Ahora, la chavalería de todo el mundo, en cambio, graba canciones, raps, y melodías con mucho ritmo, desde las azoteas. Y se hacen quedadas en zoom, y se planifican futuros encuentros. Cuando se es joven, se puede esperar. El drama para ellos es que no pueden ver a sus amigos, o coger la moto, o jugar un partidillo, o que las clases o los erasmus han sido suspendidos. Esta es la primera guerra de la historia, en el Año Cero del nuevo conteo, en la que no son los chavales y los jóvenes quienes son enviados al frente de batalla, también cantando, carne de cañón para defender las ideas de los mayores, poderosos, serios y adustos mandarines, que son los que ahora caen en las trincheras.
En esta Tercera Guerra Mundial, también, pasan otras cosas. En Moria, Isla de Lesbos, en Grecia, campamento de refugiados de otras guerras analógicas, los periodistas con conciencia nos recuerdan a los confinados permanentes, allí echados de la mano de Europa. Y es que Europa no está ni se la espera. Cada país, casi cada comunidad, cada pueblo, se tiene que defender con lo que tiene, pues poco o nada se espera de Bruselas, lejana capital imperial. Me recuerda esto algo a lo que hice referencia en mi ensayo sobre Adriano y su camino.
Para Roma, el nombre de Britania Secunda señalaba el confín del Imperio y de la civilización; más allá estaban los llamados bárbaros, pueblos de perdido origen. Caída Roma, y abandonada la frontera y su red de fortificaciones, los historiadores recogen la última y dramática comunicación directa del emperador Honorio, en torno al año 400 d. C., en la que conmina a los romanizados ingleses a la autodefensa, puesto que el Imperio ya no era capaz de asistirlos, y de enviar tropas a la isla para defenderla del pasacalle de pueblos bárbaros, anglos, sajones, jutos, que iban llegando a esas tierras, y de los otros germanos que acabaron por arrasar la propia Roma.

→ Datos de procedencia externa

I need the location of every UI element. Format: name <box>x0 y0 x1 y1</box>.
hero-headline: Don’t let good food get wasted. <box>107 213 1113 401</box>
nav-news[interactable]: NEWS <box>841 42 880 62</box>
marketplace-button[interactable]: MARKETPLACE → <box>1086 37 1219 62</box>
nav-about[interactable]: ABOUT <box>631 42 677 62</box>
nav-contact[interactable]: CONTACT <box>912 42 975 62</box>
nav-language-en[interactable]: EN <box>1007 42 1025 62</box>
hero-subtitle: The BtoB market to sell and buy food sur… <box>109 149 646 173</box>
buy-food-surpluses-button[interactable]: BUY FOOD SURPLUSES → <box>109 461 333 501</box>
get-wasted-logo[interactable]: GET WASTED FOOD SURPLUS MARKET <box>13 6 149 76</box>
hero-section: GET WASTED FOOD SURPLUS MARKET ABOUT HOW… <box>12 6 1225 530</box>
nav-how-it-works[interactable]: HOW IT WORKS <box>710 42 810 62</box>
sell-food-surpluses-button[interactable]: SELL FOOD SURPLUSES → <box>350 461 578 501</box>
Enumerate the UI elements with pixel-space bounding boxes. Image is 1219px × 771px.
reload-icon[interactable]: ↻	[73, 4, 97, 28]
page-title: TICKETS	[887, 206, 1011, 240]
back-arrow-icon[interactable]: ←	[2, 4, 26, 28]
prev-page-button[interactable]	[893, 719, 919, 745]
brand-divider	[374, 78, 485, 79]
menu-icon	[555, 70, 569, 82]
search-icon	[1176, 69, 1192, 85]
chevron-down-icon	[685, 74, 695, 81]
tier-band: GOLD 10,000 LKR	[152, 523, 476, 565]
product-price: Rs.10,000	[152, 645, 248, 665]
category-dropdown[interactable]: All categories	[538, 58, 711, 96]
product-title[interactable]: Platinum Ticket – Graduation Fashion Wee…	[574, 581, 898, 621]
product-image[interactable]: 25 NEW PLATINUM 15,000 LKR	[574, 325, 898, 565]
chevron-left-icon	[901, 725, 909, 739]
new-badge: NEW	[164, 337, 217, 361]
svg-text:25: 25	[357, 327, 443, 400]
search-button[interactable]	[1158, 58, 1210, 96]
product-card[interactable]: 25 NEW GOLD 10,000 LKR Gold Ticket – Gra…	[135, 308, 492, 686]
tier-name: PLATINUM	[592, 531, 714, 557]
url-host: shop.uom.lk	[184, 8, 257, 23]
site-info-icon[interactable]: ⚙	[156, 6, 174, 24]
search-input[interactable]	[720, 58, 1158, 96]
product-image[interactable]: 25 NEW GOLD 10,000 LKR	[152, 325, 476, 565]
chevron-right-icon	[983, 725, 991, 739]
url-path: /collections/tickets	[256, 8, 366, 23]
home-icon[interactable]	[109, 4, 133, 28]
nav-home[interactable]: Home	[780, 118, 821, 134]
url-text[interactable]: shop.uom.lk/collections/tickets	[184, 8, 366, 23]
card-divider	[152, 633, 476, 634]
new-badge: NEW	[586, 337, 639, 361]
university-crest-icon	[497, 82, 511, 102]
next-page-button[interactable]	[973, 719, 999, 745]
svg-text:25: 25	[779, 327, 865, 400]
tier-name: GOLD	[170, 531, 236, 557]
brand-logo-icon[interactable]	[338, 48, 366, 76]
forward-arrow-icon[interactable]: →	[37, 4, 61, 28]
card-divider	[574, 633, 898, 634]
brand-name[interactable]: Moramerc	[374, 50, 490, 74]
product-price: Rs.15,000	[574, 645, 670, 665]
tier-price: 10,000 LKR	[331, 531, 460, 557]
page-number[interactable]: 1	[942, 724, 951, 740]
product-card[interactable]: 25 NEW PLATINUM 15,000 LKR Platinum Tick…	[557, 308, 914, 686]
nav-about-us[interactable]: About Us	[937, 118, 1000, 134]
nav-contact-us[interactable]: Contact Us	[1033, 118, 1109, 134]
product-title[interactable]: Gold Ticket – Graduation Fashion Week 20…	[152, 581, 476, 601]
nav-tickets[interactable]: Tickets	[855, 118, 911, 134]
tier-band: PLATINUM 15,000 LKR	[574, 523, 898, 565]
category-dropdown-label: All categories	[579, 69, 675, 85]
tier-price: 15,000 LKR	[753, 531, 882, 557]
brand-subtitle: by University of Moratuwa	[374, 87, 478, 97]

Años después, Beda el Venerable, el cultísimo monje benedictino, recoge la tradición de tres peticiones dirigidas a Roma, en la que los romanizados brittons solicitan que les envíen ayuda y una legión para defenderse. Pero Beda también informa que, al final, Roma les viene a decir que son ya ellos quienes deben designar capitanes, armarse y defender sus vidas y haciendas, por su cuenta. Uno de esos capitanes, Ambrosius Aurelianus, será el trasunto del futuro Artús. Pues este momento, en el que cada uno tenía que velarse por su cuenta, es cuando nace el mito de Arturo. Así estamos ahora, cada palo que aguante su vela.
Declarada la Tercera Guerra Mundial, nieva en Madrid. Lissie, tumbada, no quiere salir. Prefiere su camita, a mi vera. Detesta la lluvia y el frío, y eso que se supone que es una perra ovejera. Pero uno es lo que ha sido en vida, no lo que fueron sus antepasados. Así que pese a haber nacido y vivido diez años en La Montaña de Cantabria, prefiere el sol de Madrid, ciudad golpeada, y esos días azules de antes en los que íbamos a levantar conejos, siempre sin éxito. Expediciones de las que regresábamos a casa con la moral alta, fracasados pero inasequibles al desaliento, que es lo que ahora nos piden los noticieros y los boletines de guerra.